We will no longer be assisting:
• Small grants as outlined above
• Social projects in larger settlements particularly in the Inner Moray Firth
• Ongoing revenue costs
• Repeat funding
• Good causes
• Non-revenue generating activity
• Small scale sporting and arts activity.
The effects of adopting these policies will be a clearer focus on social enterprise, and the contribution it makes to economic growth, population increase, and to solidarity, cohesion and sustainability Bearing in mind that the growth sectors within social enterprise are renewables, recycling, and food, often combined with providing access to the workplace for mentally or physically disabled people, we will develop sectoral approaches to working with these and other emergent key sectors.

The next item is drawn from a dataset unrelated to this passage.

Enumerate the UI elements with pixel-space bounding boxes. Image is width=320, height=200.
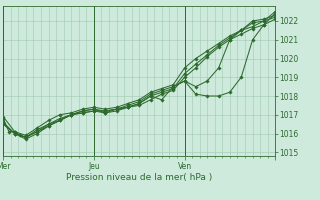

Programme targets are also set to reflect the contribution which the activities will make to the achievement of the GES targets. The measures for the key
programmes are as follows:
2008/09 2009/10 2010/11
No of account managed social enterprises growth plans** 40 50 60
Increase in turnover in the social economy £m * * *
No of community groups supported to invest in renewable energy 20 25 30
Decrease in carbon dioxide emissions (tonnes) * * *
*Targets under development
**New each year
We will develop detailed guidelines for incorporating in the revised rulebook, which will include clear and agreed definitions of the terminology and the concepts underpinning the new SC approach.